Story: Picnics and barbecues

Community picnics in the 19th and early 20th centuries were major social events. Special trains were laid on, people dressed in their finery and there was entertainment for all. Later, private car ownership meant picnics became a more low-key affair.

Story by Peter Clayworth
Main image: Rotary Club picnic, Kaiaua, 1966

Story Summary

All images & media in this story

Picnics, 1800s to 1920s

Picnics are meals eaten outside for recreation. In colonial New Zealand, family and community picnics were popular. Most wage workers only had Sunday off, and were sometimes criticised by devout churchgoers for picnicking on Sundays.

The ‘picnic season’ was from November to May, with picnics often held on public holidays. Community picnics were major events, involving sports, games and people dressing up in their best clothes. Many organisations and workplaces held annual picnics, and some unions negotiated an annual picnic day for workers. From 1877 there were regular picnic excursion trains on public holidays. Labour Day picnics attracted huge crowds.

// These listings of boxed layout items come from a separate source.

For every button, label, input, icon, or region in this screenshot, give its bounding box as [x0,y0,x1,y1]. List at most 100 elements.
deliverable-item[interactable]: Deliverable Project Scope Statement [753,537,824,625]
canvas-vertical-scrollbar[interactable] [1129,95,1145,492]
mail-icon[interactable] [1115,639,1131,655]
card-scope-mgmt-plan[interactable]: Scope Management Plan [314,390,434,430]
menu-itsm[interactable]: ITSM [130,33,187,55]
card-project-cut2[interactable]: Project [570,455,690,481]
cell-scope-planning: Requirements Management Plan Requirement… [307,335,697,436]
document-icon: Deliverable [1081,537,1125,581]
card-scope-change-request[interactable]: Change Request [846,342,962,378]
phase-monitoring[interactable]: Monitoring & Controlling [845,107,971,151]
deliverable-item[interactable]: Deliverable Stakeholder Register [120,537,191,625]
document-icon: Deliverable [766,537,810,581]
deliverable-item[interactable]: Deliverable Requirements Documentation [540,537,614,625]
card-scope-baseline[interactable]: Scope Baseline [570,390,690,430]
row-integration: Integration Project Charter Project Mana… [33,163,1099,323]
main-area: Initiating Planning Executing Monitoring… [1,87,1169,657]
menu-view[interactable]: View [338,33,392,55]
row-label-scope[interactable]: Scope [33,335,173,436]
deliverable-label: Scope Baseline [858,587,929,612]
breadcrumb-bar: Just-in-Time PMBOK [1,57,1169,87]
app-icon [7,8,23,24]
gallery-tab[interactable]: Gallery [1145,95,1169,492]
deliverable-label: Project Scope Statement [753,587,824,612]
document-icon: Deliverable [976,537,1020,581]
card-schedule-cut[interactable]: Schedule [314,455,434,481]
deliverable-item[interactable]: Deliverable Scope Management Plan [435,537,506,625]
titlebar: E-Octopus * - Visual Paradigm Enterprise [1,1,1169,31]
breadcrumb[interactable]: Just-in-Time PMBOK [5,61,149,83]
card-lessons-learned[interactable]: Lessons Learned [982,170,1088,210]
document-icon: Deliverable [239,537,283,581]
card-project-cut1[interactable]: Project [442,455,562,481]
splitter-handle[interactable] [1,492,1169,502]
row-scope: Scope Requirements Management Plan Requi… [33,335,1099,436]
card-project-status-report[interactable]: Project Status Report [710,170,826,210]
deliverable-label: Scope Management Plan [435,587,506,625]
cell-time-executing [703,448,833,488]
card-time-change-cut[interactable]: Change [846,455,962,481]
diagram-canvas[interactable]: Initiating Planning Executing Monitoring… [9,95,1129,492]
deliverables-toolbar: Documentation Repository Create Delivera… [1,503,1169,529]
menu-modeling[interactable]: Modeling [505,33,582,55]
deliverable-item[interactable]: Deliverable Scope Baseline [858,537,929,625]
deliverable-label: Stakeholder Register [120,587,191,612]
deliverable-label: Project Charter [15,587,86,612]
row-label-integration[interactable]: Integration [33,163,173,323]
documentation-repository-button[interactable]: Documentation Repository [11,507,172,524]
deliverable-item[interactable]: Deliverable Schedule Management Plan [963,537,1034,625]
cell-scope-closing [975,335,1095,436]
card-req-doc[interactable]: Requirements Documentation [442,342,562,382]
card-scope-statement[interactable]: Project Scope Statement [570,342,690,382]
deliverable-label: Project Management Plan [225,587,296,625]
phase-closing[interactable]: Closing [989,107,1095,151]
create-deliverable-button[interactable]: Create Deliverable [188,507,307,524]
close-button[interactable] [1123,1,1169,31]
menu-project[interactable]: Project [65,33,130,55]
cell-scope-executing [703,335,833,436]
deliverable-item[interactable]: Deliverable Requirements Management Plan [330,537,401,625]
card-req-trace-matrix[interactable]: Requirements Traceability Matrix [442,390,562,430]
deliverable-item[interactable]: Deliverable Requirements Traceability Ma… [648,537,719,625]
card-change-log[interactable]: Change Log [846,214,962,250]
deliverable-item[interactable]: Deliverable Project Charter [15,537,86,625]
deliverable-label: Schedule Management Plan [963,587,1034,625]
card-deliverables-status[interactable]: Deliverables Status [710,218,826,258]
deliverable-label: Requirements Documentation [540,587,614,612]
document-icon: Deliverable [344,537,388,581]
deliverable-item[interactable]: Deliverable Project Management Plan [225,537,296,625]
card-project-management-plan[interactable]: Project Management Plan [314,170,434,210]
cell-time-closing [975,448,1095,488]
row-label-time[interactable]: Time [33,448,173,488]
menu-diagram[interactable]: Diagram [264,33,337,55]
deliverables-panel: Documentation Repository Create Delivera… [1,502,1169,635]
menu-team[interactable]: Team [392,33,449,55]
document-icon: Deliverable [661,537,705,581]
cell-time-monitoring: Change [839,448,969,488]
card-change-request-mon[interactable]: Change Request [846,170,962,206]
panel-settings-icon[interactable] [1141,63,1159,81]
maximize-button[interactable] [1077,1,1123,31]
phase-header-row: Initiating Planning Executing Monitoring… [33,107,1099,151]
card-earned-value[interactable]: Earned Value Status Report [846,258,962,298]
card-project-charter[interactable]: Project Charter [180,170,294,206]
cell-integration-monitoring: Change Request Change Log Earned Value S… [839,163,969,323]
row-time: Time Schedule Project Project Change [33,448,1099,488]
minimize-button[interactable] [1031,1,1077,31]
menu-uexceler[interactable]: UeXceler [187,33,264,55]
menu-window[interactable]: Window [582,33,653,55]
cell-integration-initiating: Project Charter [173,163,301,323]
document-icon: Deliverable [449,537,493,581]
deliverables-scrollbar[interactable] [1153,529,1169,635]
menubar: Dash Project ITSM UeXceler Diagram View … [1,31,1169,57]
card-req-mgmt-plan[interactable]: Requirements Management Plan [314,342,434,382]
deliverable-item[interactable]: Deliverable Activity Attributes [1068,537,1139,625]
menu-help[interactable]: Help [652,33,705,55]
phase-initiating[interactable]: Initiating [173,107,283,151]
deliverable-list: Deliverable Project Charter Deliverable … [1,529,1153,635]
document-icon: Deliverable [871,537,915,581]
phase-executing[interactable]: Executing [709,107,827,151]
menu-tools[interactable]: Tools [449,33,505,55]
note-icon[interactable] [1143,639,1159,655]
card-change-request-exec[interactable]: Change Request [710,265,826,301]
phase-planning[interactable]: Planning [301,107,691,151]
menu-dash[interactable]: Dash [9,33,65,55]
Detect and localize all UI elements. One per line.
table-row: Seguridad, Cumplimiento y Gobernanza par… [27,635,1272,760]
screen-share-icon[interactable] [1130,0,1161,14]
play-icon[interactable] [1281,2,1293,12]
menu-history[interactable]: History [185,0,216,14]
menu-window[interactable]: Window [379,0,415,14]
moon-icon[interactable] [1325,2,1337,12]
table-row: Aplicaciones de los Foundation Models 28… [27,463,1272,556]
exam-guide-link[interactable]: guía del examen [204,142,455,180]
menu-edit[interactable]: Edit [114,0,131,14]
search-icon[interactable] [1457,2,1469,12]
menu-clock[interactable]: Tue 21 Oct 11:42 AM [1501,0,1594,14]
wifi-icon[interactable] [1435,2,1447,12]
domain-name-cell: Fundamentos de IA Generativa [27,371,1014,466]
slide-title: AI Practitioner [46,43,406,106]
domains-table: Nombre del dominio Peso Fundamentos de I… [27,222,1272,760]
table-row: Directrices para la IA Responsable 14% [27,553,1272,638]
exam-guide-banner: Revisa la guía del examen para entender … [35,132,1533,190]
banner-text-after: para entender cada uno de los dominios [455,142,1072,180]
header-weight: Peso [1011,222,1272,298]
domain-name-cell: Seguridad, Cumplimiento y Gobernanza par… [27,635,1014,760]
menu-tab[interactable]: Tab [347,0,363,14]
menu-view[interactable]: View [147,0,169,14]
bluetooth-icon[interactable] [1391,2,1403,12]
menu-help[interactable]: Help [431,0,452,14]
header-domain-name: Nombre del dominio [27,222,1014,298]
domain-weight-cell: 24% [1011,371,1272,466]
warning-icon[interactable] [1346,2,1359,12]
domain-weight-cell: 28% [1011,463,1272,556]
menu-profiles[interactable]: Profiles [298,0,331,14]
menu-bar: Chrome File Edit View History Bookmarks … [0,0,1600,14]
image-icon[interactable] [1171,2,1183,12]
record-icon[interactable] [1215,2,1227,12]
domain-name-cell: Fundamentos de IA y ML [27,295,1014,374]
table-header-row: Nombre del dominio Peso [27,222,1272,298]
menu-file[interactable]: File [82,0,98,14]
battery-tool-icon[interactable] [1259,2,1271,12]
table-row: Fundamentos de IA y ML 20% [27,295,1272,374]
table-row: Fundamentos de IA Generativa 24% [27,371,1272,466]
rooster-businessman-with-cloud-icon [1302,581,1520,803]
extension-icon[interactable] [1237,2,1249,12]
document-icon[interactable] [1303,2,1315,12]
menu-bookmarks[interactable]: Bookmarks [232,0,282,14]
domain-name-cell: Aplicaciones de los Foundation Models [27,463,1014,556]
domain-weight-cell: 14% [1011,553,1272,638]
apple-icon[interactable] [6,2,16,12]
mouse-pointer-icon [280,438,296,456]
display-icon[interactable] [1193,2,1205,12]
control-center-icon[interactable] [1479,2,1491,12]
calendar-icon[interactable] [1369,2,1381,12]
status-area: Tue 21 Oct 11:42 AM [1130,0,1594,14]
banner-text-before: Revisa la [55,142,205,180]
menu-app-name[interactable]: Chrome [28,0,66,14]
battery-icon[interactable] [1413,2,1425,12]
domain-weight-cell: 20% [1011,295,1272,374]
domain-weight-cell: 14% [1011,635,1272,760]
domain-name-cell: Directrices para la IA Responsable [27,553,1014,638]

Car ownership and Sunday drives

As car ownership increased from the 1920s, Sunday drives became popular. Families had more choice over places and times for picnics. From 1945 most New Zealanders had a two-day weekend, so family picnics became common. There were fewer large community picnics. In the 2000s New Zealanders still enjoyed picnicking, but picnics were no longer a major recreational activity.

Picnic spots

In colonial times, picnics were simply held in farm paddocks or parks – or sometimes by rivers, lakes or the sea. Local councils set aside some areas as picnic reserves. City dwellers had favourite spots for getting away from town, and some sites were set up with tables, seating and fireplaces.

Picnic food

Nineteenth-century picnickers ate cold meat, pies, cakes, sandwiches and sausage rolls, and cooked chops and potatoes on open fires. At the beach people collected shellfish. Community picnics sometimes involved roast oxen, or hāngī put on by local Māori. Tea was brewed over a fire, or from the 1930s water was heated in a thermette – a water container with a funnel for lighting a fire. Cold drinks were kept cool in buckets of ice – or, from the 1960s, in a chilly bin.

Barbecues

A barbecue is an outdoor meal (usually meat) cooked quickly over charcoal or gas, often in the host’s backyard. Barbecues became popular in the later 20th century, and garden designs included special areas for barbecuing. Barbecue cooking is often done by men.